Prove that [AⁿB] =nA^n-1[A,B] for integrer n , assume [A,[A,B]]=0=[B,[A,B]]

Homework Equations

[A,B]=AB-BA

The Attempt at a Solution

Does anyone know how i should go to manipulate the exponent n ? I have tried to search but found nothing about a commutator like this properties.

 

[Dickfore]

Use the Principle of Mathematic induction and the commutator rule:
$$\left[ A \, C, B \right] = A \, \left[ C, B \right] + \left[A, B \right] \, C$$

 

[helpcometk]

you can play as long as you ant with this formula ,but you will never be able to get what is asked except if you differentiate somehow ,becsuse you need have one n ,that is not exponent of A or B

 

[Dickfore]

You will also need to prove as an intermediate step that:
$$\left(\forall n \in \mathbb{N} \right) \left[ A^{n}, \left[ A, B \right] \right] = 0$$
For this, use the principle of mathematical induction again and what you are given in the problem.

 

[gabbagabbahey]

you can play as long as you ant with this formula ,but you will never be able to get what is asked except if you differentiate somehow ,becsuse you need have one n ,that is not exponent of A or B

By this logic, the only way to get $3x^2$ from $x^3$ is to differentiate.
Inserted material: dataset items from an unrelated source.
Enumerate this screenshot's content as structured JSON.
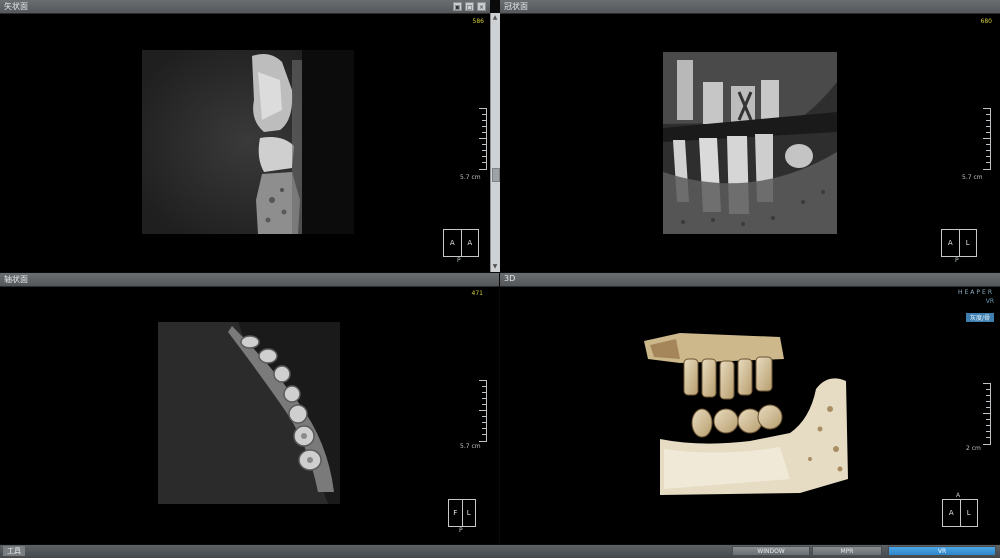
{
  "panes": {
    "top_left": {
      "title": "矢状面",
      "corner_label": "586",
      "scale_label": "5.7 cm",
      "orient": [
        "A",
        "A"
      ],
      "orient_sub": "P"
    },
    "top_right": {
      "title": "冠状面",
      "corner_label": "680",
      "scale_label": "5.7 cm",
      "orient": [
        "A",
        "L"
      ],
      "orient_sub": "P"
    },
    "bottom_left": {
      "title": "轴状面",
      "corner_label": "471",
      "scale_label": "5.7 cm",
      "orient": [
        "F",
        "L"
      ],
      "orient_sub": "P"
    },
    "bottom_right": {
      "title": "3D",
      "scale_label": "2 cm",
      "orient": [
        "A",
        "L"
      ],
      "orient_sub": "A",
      "rendering": {
        "title": "HEAPER",
        "sub": "VR",
        "button": "灰度/骨"
      }
    }
  },
  "statusbar": {
    "left_label": "工具",
    "buttons": [
      "WINDOW",
      "MPR",
      "VR"
    ]
  },
  "colors": {
    "accent": "#2f86c8",
    "label_yellow": "#d6d03a"
  }
}
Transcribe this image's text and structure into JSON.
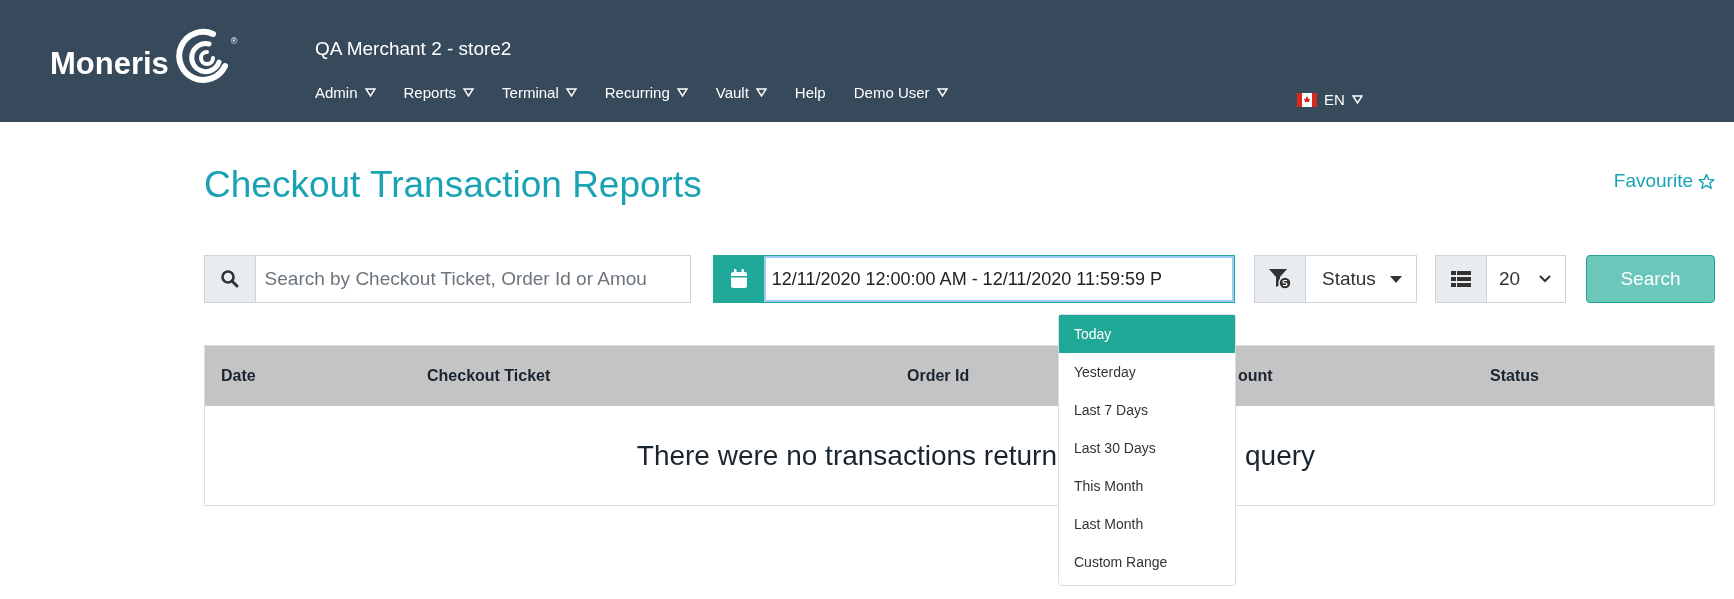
{
  "header": {
    "logo": {
      "text": "Moneris",
      "mark": "®"
    },
    "merchant": "QA Merchant 2 - store2",
    "nav": [
      {
        "label": "Admin",
        "has_menu": true
      },
      {
        "label": "Reports",
        "has_menu": true
      },
      {
        "label": "Terminal",
        "has_menu": true
      },
      {
        "label": "Recurring",
        "has_menu": true
      },
      {
        "label": "Vault",
        "has_menu": true
      },
      {
        "label": "Help",
        "has_menu": false
      },
      {
        "label": "Demo User",
        "has_menu": true
      }
    ],
    "language": {
      "label": "EN"
    }
  },
  "page": {
    "title": "Checkout Transaction Reports",
    "favourite": {
      "label": "Favourite",
      "on": false
    }
  },
  "filters": {
    "search": {
      "placeholder": "Search by Checkout Ticket, Order Id or Amou"
    },
    "date_range": {
      "value": "12/11/2020 12:00:00 AM - 12/11/2020 11:59:59 P"
    },
    "status": {
      "label": "Status"
    },
    "page_size": {
      "value": "20"
    },
    "search_button": "Search"
  },
  "date_menu": [
    {
      "label": "Today",
      "selected": true
    },
    {
      "label": "Yesterday",
      "selected": false
    },
    {
      "label": "Last 7 Days",
      "selected": false
    },
    {
      "label": "Last 30 Days",
      "selected": false
    },
    {
      "label": "This Month",
      "selected": false
    },
    {
      "label": "Last Month",
      "selected": false
    },
    {
      "label": "Custom Range",
      "selected": false
    }
  ],
  "table": {
    "columns": [
      "Date",
      "Checkout Ticket",
      "Order Id",
      "ount",
      "Status"
    ],
    "message_before": "There were no transactions return",
    "message_after": "query"
  }
}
Does that really seem like a reasonable thing to claim? (What happens if you multiply $x^3$ by $\frac{3}{x}$, for example?

Instead of differentiating your commutator somehow (Have you even defined how to differentiate an operator? Are your operators differentiable?), I suggest you follow DickFore's advice and use a proof by induction. I'd start by looking at a fairly simple case like $n=2$.